Sometimes the customer may be angry just for the sake of being angry. Or it could be misplaced anger at something else going on in their life. Regardless, sometimes simply asking a question like, “What can I do to make this better for you today?” will veer them away from their anger and direct them toward working with you on a resolution.
You should also customize your response based on the situation and the potential solutions you have at your disposal—whether you say “You’re right, and we need to do something about this immediately” or “If I can’t take care of this, I know who can.”
This is tricky but important to implement. Even if you agree the customer is right and you or your business were at fault, it is hard to apologize to someone who is being outright disrespectful. Conversely, if you are not at fault, it is even harder to apologize for something you didn’t do. But either way, an apology can be a powerful comeback.
You have an angry, disruptive customer on your hands, creating a negative environment for your employees and other patrons. Wouldn’t you rather the customer leave quickly and quietly versus staying and escalating the situation? It is never a bad idea to whip out the apology card. You may be surprised at how the customer takes the apology and does not even ask for anything else. Sometimes people just need to know they are being heard.
Nic Faitos, owner of Starbright Floral Design, shares his approach. “Usually I will start off the conversation… in true, empathetic Faitos fashion with a lot of sincerity, I’m going to say something like, ‘I wish I could turn the clock back and make this right in your experience the first time.’”
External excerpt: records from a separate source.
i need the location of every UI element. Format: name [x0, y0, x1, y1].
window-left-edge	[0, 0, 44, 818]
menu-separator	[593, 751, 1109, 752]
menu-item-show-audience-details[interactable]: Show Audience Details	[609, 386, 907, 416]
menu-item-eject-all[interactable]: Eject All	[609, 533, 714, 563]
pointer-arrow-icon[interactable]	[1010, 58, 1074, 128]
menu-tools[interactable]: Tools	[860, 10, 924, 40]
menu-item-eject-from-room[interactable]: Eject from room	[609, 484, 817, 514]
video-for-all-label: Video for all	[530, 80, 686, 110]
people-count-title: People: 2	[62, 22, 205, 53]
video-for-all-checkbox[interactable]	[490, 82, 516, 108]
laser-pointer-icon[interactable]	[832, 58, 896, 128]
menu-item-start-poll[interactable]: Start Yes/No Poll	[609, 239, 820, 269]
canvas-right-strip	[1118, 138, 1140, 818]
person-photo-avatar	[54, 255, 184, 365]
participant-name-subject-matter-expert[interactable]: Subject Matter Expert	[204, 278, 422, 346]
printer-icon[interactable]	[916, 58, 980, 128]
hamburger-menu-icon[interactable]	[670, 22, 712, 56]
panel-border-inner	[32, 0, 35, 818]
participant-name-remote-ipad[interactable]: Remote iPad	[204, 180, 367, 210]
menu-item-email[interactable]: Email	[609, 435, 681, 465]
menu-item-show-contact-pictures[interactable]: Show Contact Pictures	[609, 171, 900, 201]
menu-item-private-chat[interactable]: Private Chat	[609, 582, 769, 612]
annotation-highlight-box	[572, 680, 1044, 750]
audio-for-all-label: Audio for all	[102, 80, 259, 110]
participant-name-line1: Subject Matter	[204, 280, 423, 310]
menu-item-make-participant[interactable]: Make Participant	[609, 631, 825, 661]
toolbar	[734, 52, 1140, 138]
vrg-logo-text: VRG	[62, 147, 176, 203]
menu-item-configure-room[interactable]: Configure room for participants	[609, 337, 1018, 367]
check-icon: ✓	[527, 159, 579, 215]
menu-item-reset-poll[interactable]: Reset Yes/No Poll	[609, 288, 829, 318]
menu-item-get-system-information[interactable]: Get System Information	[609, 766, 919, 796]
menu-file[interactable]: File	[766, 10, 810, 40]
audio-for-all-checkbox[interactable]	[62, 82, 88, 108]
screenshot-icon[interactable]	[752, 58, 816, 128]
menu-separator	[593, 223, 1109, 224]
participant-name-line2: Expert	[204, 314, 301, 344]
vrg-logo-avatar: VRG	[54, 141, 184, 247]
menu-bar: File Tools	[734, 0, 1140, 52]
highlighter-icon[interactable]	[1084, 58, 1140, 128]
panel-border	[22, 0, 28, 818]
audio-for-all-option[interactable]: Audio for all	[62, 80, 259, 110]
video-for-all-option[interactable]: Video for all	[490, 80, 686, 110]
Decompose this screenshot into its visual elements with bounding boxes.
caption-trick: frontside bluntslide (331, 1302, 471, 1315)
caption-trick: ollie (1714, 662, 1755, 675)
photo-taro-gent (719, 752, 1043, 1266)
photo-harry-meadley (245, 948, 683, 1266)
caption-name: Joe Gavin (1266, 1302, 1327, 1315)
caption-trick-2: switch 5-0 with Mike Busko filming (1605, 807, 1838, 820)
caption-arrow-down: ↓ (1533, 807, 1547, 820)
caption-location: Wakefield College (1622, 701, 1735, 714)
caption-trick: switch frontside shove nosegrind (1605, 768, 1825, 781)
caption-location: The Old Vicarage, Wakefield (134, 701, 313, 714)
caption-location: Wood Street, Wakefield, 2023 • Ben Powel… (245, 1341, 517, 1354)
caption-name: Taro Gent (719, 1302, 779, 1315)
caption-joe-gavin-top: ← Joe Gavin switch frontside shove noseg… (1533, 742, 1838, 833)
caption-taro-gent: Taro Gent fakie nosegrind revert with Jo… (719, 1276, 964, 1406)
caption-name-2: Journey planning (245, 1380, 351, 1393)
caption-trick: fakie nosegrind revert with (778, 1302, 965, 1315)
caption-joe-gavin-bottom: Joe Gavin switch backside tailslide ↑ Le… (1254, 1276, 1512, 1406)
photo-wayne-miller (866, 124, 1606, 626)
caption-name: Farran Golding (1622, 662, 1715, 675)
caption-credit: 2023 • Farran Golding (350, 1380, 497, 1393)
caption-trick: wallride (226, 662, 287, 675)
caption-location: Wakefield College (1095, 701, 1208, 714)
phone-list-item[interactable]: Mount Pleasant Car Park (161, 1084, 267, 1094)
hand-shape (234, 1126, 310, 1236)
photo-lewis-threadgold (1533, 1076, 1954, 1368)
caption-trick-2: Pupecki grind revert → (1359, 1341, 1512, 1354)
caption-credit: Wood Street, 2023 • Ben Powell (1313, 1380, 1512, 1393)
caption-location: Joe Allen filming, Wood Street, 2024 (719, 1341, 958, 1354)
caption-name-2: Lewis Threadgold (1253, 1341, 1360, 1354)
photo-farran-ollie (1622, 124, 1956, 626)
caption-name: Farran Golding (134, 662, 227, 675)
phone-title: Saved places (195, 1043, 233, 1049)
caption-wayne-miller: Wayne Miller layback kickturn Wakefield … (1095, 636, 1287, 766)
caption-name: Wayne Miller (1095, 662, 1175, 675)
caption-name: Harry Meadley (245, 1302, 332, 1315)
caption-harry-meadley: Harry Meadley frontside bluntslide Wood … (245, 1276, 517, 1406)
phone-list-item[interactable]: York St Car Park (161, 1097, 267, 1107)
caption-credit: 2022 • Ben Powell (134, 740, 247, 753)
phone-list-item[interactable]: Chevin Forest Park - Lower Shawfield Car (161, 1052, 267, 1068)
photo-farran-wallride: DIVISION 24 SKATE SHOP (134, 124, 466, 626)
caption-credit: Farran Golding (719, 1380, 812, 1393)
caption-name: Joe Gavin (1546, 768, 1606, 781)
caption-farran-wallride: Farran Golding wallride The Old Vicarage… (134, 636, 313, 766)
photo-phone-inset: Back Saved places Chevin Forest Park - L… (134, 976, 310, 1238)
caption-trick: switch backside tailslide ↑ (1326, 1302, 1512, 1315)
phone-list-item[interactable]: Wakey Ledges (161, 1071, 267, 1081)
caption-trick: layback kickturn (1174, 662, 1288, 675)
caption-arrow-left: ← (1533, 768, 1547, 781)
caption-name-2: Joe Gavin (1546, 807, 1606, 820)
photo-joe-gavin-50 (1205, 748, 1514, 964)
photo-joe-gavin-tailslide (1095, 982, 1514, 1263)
If apologizing doesn’t work, offer them something. Sometimes you’ll have customers who are just plain rude. They had a bad experience, and now they just want to complain. In this situation, offer the customer something to make up for their dissatisfaction like a discount code for their next visit.
Even when a customer isn’t cooperative, you can end the situation on a good note. Offering compensation is a good way to stop a bad situation from escalating.
Lastly if neither asking, apologizing, or offering has worked, the only thing you can do is empathize. It doesn’t matter whether you think the customer is right or wrong. Simply acknowledging that you understand how the customer is feeling can go a long way. And it is also the most neutral stance you can take.
You are not accepting responsibility or putting the blame on the customer. Empathizing doesn’t make the customer’s feelings right or wrong. But when an apology “isn’t good enough,” empathy can be the only choice you have. You are showing that you understand, and that is often enough to calm down a hostile customer.
As ideal as it would be to never have a disgruntled customer, we all know that isn’t a reality. There is no such thing as perfection, and no matter how particular you are about your business, mistakes will be made—sometimes in your control and sometimes out of it. But by working through each of these six steps, you can minimize the impact of unfortunate customer experiences and even turn them into positive ones.